This Japanese antique Hirado porcelain kogo or small box is made in the beautiful motif of a Swan,about 150 years ago. It dates to the early Meiji period of the 19th century of 1868-1912. It is beautiful. I have not seen a Hirado kogo or a swam as a kogo before. A kogo is a small Japanese case most often used to hold rolled incense balls in the tea ceremony and also used in other traditional ceremonies and places. They make wonderful decorative objects for the home and boxes to hold small items in. Including us, we gave them all over the place and they are great pieces of art pottery. This os a lovely piece handmade of fine white Hirado porcelain and hand painted in underglaze blue with much detail. He is old. As a consequence, he has age wear in between where the two places meet as well as a glaze crack from the kiln which has become darker with age but it is not a damage crack or through and through and is rated as 'not a problem' b judges in Japan. As a philosophy, it may speak to this type wear becoming part of the history of an object, rather than something to disguise.This aesthetic of existence has been known in Japan as 'mono no aware', or a compassionate sensitivity. So some may see this as a reference product, while some may not. I just think its fine. The outer side is in excellent condition the colors beautiful and glaze fine. A beautiful authentic old Hirado swan kogo and a rare old piece.
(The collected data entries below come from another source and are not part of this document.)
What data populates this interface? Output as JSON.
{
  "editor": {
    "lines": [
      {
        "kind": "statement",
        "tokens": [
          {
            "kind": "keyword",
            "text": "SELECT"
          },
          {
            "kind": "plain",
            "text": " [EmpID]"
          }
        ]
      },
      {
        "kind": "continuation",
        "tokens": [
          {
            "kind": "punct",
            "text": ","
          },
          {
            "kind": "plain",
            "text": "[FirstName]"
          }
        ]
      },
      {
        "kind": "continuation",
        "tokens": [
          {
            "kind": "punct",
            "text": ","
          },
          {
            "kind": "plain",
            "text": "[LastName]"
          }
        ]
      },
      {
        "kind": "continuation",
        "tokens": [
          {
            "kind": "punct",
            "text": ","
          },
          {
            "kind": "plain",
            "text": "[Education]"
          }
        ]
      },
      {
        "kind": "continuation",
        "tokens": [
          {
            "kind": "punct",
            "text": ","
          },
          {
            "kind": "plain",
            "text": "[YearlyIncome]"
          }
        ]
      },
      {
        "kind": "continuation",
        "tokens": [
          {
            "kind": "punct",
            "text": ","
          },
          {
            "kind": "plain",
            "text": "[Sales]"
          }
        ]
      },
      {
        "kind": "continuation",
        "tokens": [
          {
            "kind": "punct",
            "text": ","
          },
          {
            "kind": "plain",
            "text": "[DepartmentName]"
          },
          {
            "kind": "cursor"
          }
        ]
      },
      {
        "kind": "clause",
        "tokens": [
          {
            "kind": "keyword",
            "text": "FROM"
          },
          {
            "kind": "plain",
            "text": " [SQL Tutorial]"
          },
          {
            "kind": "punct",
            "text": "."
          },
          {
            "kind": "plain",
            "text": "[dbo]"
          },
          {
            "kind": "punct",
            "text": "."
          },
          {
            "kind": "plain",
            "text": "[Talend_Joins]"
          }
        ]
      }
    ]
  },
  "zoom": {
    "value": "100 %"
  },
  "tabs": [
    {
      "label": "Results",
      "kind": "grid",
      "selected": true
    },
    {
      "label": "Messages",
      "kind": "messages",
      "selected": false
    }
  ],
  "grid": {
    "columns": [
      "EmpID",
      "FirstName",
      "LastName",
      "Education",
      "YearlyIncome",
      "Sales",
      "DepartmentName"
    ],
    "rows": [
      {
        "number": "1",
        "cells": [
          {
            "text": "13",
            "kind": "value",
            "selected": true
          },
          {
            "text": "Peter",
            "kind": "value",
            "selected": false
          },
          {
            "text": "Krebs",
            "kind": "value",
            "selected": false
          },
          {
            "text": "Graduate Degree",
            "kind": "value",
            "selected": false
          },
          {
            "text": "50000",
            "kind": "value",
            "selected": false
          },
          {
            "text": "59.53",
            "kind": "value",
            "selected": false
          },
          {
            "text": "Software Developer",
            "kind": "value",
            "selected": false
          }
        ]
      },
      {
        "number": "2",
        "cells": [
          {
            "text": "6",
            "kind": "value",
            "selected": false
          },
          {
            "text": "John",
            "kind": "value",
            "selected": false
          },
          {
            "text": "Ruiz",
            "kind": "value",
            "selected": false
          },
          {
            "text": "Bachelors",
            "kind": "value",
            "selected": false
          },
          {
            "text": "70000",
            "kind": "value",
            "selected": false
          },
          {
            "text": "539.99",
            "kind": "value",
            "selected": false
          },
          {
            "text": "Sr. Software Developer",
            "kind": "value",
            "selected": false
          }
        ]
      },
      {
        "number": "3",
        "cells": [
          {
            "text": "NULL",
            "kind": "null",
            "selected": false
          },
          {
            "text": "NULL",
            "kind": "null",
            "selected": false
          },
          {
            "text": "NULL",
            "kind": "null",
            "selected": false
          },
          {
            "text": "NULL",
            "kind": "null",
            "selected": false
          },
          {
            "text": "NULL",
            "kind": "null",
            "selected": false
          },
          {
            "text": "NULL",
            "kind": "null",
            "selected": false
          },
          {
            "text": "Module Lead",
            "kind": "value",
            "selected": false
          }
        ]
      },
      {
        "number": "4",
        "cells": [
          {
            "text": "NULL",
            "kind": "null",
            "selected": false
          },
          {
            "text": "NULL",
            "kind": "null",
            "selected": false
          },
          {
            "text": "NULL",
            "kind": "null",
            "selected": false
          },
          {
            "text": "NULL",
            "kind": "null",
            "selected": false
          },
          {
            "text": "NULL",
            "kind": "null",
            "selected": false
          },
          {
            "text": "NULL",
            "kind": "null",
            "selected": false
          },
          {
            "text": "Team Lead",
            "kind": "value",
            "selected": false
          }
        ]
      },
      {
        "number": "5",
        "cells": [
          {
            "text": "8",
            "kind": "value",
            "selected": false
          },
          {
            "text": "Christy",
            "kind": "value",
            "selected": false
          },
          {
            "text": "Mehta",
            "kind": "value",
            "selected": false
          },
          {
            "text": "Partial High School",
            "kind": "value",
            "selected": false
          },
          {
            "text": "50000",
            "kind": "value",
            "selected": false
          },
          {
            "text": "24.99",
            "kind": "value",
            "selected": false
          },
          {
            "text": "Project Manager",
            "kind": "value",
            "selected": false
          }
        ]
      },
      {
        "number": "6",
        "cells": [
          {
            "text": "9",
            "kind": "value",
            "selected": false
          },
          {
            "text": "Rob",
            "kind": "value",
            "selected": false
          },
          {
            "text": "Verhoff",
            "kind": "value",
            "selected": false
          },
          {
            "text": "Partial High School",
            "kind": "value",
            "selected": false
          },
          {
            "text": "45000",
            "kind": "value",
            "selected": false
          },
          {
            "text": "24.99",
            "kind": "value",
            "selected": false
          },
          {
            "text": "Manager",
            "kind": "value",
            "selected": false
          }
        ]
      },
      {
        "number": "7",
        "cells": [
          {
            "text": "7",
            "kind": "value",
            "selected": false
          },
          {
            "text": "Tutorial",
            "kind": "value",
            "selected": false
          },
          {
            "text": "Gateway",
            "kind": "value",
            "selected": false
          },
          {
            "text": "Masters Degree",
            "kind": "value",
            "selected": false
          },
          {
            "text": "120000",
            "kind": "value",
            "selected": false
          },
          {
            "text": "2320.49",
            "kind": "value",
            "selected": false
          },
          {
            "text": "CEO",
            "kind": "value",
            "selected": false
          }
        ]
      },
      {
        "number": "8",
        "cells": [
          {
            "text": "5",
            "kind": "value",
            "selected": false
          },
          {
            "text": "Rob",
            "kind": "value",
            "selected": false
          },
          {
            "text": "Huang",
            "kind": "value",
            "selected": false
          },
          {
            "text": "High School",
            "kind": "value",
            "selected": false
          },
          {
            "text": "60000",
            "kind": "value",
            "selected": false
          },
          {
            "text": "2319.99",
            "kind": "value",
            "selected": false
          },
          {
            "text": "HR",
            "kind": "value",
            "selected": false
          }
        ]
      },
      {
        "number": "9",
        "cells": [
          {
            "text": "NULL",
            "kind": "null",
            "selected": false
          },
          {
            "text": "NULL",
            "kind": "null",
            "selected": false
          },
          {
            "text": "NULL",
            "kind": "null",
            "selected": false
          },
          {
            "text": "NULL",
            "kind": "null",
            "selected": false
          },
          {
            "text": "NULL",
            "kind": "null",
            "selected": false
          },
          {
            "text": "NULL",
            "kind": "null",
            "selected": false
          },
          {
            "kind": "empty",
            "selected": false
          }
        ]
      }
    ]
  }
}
SIZE: Width 2.2 inches or 5.58 cm, Length 1.2 inches or 3.04 cm, Height 1.6 inches or 4.06 cm
About Hirado 平戸 Ware
The origins of Hirado ware it's also called Mikawachi ware date back to the building of a kiln by Korean potters that were brought back to this area of Kyushu by landowners who had taken part in Toyotomi Hideyoshi's campaign to the Korean Peninsular at the end of the 16th century. The kiln here was used to fire porcelain for the Hirado clan up to the Meiji Restoration in 1868. As well as running the kiln, the Hirado clan was responsible for finding porcelain clay at nearby Amakusa and for the rapid development of skills and techniques, which are till alive today, now operating under the Arita ware family. This ware is characterized by its over painting of cobalt on a white porcelain. Ever since the kiln was first fired, pieces were sent as tributes to both the court and warrior families and as a consequence, this china is of the highest quality, whether it be for everyday use or a special decorative item. The degree of care to produce items of such beauty and the delicacy of the work are part of its well-established reputation.